Lovely weather, lushy green grass, slight drizzle, amma's strong filter coffee and most importantly Jake having a sound sleep, perfect time for writing a post. So this has been another hectic week again. Moving to a new place is no joke. Unpacking and arranging is such a pain. One good thing about moving is we can just do a clean up. Atleast got rid 5 boxes of junk.I'm kind of getting settled in the new place, hunting a good daycare is one of most challenging job.When I want to leave my kid with somewhere I want it to be the best place. After days of research I found a good place. Happy that shweets liked it too.
Coming to the recipe. We were on a road trip to Lasvegas and Shweets was asking something called as "WALL BREAD". I did not understand what it meant and just got her a chocolate muffin in starbucks. When we were back at the hotel room she tried to explain to me and finally understood that she meant the Banana Walnut Bread. So I just promised to prepare once we get back home. With kids you have to keep up your promises else you end up answering their questions every 5 minutes. So ended up making this super moist, yummy banana bread. Unlike my previous versions, I prepared a low fat banana bread. It tasted so good. You got try it !!!!
Preparation Time : 15 min
Baking Time - 45 - 60 min
Yields - 1 9*5*3 Loaf
All Purpose Flour - 2 cups
Baking Soda - 1 tsp
Salt - 1/4 tsp
Egg - 1 no
Sugar - 1 cup
Olive Oil - 1/2 cup
Low fat Yogurt - 2 tbsp
Vannila Extract - 1/2 tsp
Banana - 3 ripe
Walnuts - 1/2 cup + 1/3 cup for the topping
- Coarsely chop the walnut into medium size pieces.

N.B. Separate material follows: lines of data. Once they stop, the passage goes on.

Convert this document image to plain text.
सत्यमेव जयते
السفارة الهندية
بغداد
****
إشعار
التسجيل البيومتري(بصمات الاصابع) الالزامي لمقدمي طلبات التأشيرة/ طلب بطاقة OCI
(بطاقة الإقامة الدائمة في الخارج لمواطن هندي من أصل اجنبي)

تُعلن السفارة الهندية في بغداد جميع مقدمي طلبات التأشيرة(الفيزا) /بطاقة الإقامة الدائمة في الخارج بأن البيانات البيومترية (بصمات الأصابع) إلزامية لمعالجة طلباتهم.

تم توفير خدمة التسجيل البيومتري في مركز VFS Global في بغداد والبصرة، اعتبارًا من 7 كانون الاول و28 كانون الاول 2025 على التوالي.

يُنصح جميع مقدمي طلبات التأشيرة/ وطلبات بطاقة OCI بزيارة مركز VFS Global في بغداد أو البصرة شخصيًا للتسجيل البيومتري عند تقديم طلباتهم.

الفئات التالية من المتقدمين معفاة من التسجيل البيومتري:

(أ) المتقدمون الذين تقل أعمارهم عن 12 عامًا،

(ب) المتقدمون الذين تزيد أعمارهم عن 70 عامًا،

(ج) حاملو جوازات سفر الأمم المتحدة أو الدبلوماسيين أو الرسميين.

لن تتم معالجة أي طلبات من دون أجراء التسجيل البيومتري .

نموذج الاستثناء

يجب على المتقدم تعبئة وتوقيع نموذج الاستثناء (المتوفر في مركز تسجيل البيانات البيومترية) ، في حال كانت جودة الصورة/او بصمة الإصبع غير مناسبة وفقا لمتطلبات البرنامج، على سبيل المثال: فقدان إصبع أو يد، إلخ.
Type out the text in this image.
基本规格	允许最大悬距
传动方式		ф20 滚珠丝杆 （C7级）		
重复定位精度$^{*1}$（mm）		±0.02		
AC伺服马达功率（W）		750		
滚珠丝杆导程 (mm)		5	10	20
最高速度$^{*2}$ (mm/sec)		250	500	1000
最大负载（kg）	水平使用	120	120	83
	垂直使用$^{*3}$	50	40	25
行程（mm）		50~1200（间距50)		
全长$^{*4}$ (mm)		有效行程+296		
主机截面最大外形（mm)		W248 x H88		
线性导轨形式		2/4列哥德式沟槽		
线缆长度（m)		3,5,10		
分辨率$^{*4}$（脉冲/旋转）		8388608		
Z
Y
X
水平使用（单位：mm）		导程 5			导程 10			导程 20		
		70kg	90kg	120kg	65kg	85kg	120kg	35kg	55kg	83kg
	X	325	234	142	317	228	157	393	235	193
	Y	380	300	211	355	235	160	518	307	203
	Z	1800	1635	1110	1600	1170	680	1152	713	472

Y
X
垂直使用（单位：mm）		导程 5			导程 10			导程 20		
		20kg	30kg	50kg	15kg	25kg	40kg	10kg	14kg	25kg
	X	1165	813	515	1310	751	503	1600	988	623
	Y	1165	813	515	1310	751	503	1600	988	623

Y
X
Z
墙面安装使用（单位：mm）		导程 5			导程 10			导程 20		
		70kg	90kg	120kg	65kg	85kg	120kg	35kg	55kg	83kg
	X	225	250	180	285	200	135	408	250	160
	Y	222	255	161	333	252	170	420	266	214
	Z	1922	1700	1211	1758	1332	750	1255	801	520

- Mash the banana into a smooth paste.
- Preheat the oven to 325 F and place rack in the center of the oven.
- Spray nonstick cooking spray into a 9*5*3 loaf pan.
- Blend the flour, baking soda, salt and set aside.
- In a mixing bowl, mix the eggs, sugar, olive oil and mashed banana.
- Add the flour mixture to the egg and banana mixture and mix well.
- Add the lowfat yogurt, vanilla extract and give a quick mix.
- Gently fold the 1/2 cup of chopped walnuts.
- Transfer the batter into the loaf pan.
- Top the batter with the remaning 1/3 cup of walnuts.
- Bake for about 45 - 60 min or until a tooth pick inserted in the center of the bread comes out clean.
- Try replacing 1 cup of all purpose flour with whole wheat flour and enjoy a fiber rich bread.
- Baking time depends upon each oven. Mine took 60 min at 325 F.
- Olive oil can be replaced by vegetable or canola oil.